2nd police accountability hearing faces more criticism

Thursday, July 7, 2016
2nd police accountability hearing faces more criticism
A second public meeting on forming a new board to oversee the Chicago Police Department was met with more criticism Thursday.

CHICAGO (WLS) -- As people in Chicago demand changes in how officers are held accountable, a second public meeting on forming a new board to oversee the Chicago Police Department was met with more criticism Thursday.

With most of their colleagues absent, aldermen heard more criticism about their mid-morning weekday public hearings.

"You're not going to have any serious public hearing about this matter at this time of day," said Frank Chapman with the Chicago Alliance Against Racist and Political Repression. "What you're doing right now is pointless."

"That doesn't matter, sir. If it's only one somebody sitting here. This process is legitimate," responded Ald. Carrie Austin (34th Ward).

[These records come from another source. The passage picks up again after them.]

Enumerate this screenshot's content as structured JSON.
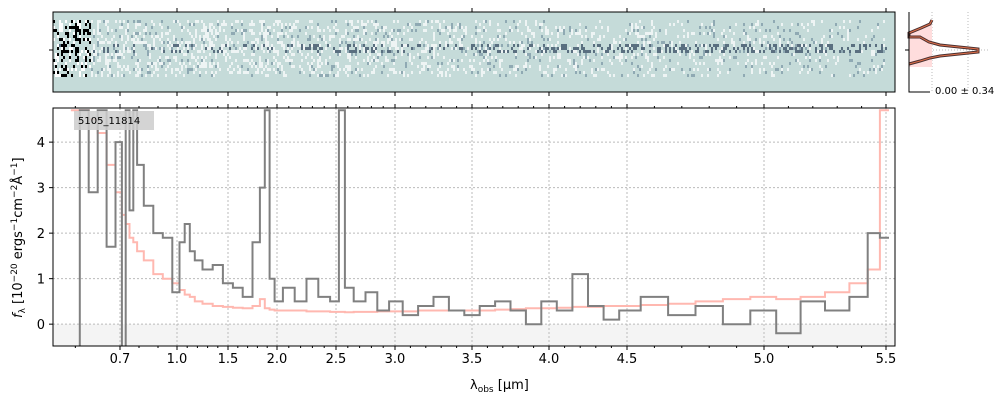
{
  "chart_data": {
    "type": "line",
    "object_label": "5105_11814",
    "xlabel": "λobs [μm]",
    "ylabel": "fλ [10^-20 ergs^-1 cm^-2 Å^-1]",
    "ylim": [
      -0.48,
      4.75
    ],
    "grid": true,
    "x_ticks": [
      "0.7",
      "1.0",
      "1.5",
      "2.0",
      "2.5",
      "3.0",
      "3.5",
      "4.0",
      "4.5",
      "5.0",
      "5.5"
    ],
    "y_ticks": [
      "0",
      "1",
      "2",
      "3",
      "4"
    ],
    "histogram_label": "0.00 ± 0.34",
    "x": [
      0.6,
      0.62,
      0.64,
      0.66,
      0.68,
      0.7,
      0.72,
      0.74,
      0.76,
      0.78,
      0.8,
      0.85,
      0.9,
      0.95,
      1.0,
      1.05,
      1.1,
      1.15,
      1.2,
      1.3,
      1.4,
      1.5,
      1.6,
      1.7,
      1.8,
      1.85,
      1.9,
      1.95,
      2.0,
      2.1,
      2.2,
      2.3,
      2.4,
      2.5,
      2.55,
      2.6,
      2.7,
      2.8,
      2.9,
      3.0,
      3.1,
      3.2,
      3.3,
      3.4,
      3.5,
      3.6,
      3.7,
      3.8,
      3.9,
      4.0,
      4.1,
      4.2,
      4.3,
      4.4,
      4.5,
      4.6,
      4.7,
      4.8,
      4.9,
      5.0,
      5.1,
      5.2,
      5.3,
      5.4,
      5.45,
      5.5
    ],
    "series": [
      {
        "name": "flux",
        "color": "#808080",
        "values": [
          -0.5,
          4.7,
          2.9,
          4.7,
          1.7,
          4.0,
          -0.5,
          4.7,
          2.5,
          4.7,
          3.5,
          2.6,
          2.0,
          1.9,
          0.7,
          1.8,
          2.2,
          1.6,
          1.4,
          1.2,
          1.3,
          0.9,
          0.8,
          0.6,
          1.8,
          3.0,
          4.7,
          1.0,
          0.5,
          0.8,
          0.5,
          1.0,
          0.6,
          0.5,
          4.7,
          0.8,
          0.5,
          0.7,
          0.3,
          0.5,
          0.2,
          0.4,
          0.6,
          0.3,
          0.2,
          0.4,
          0.5,
          0.3,
          0.0,
          0.5,
          0.3,
          1.1,
          0.4,
          0.1,
          0.3,
          0.6,
          0.2,
          0.4,
          0.0,
          0.3,
          -0.2,
          0.5,
          0.3,
          0.6,
          2.0,
          1.9
        ]
      },
      {
        "name": "error",
        "color": "#ffb8b0",
        "values": [
          4.7,
          4.7,
          4.5,
          4.2,
          3.5,
          2.9,
          2.4,
          2.2,
          1.9,
          1.8,
          1.6,
          1.4,
          1.1,
          1.0,
          0.9,
          0.75,
          0.65,
          0.6,
          0.5,
          0.45,
          0.4,
          0.38,
          0.36,
          0.35,
          0.4,
          0.55,
          0.35,
          0.32,
          0.3,
          0.3,
          0.3,
          0.28,
          0.28,
          0.27,
          0.27,
          0.26,
          0.27,
          0.27,
          0.28,
          0.28,
          0.28,
          0.3,
          0.3,
          0.3,
          0.3,
          0.3,
          0.32,
          0.33,
          0.35,
          0.35,
          0.36,
          0.38,
          0.38,
          0.4,
          0.4,
          0.42,
          0.45,
          0.5,
          0.55,
          0.6,
          0.55,
          0.6,
          0.7,
          0.9,
          1.2,
          4.7
        ]
      }
    ]
  }
}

Ald. Austin said she felt insulted by Police Board Chairman Lori Lightfoot, who led the mayor's Task Force on Police Accountability, when Lightfoot called the council hearings a "farce" because of a lack of public engagement.

"Now to say that what we're doing is a farces, she can go straight to Hades and I ain't talking about the country," Austin said.

But Mayor Rahm Emanuel appeared to accept the growing likelihood that police accountability reform will take more public input and more time.

"We want a reform of the oversight and accountability so that it gives certainty to the residents and certainty to the police department," Emanuel said.

At City Hall, the Fraternal Order of Police President Dean Angelo told aldermen that whatever civilian-controlled police accountability process the city develops must include a role for trained law enforcement officers.

"To think that someone who watches from a distance, from the outside, can do it or dictate how it's done is dangerous," said Angelo.

But Chapman wants civilians to have the final say in police abuse cases.

"We're saying that the community should have the decisive voice. We pay the cost. We should be the boss," he said.

The joint council committee that held the two hearings this week have promised four additional sessions to get public input, which will reportedly be held in yet-to-be selected neighborhoods and some, if not all, of them in the evening hours.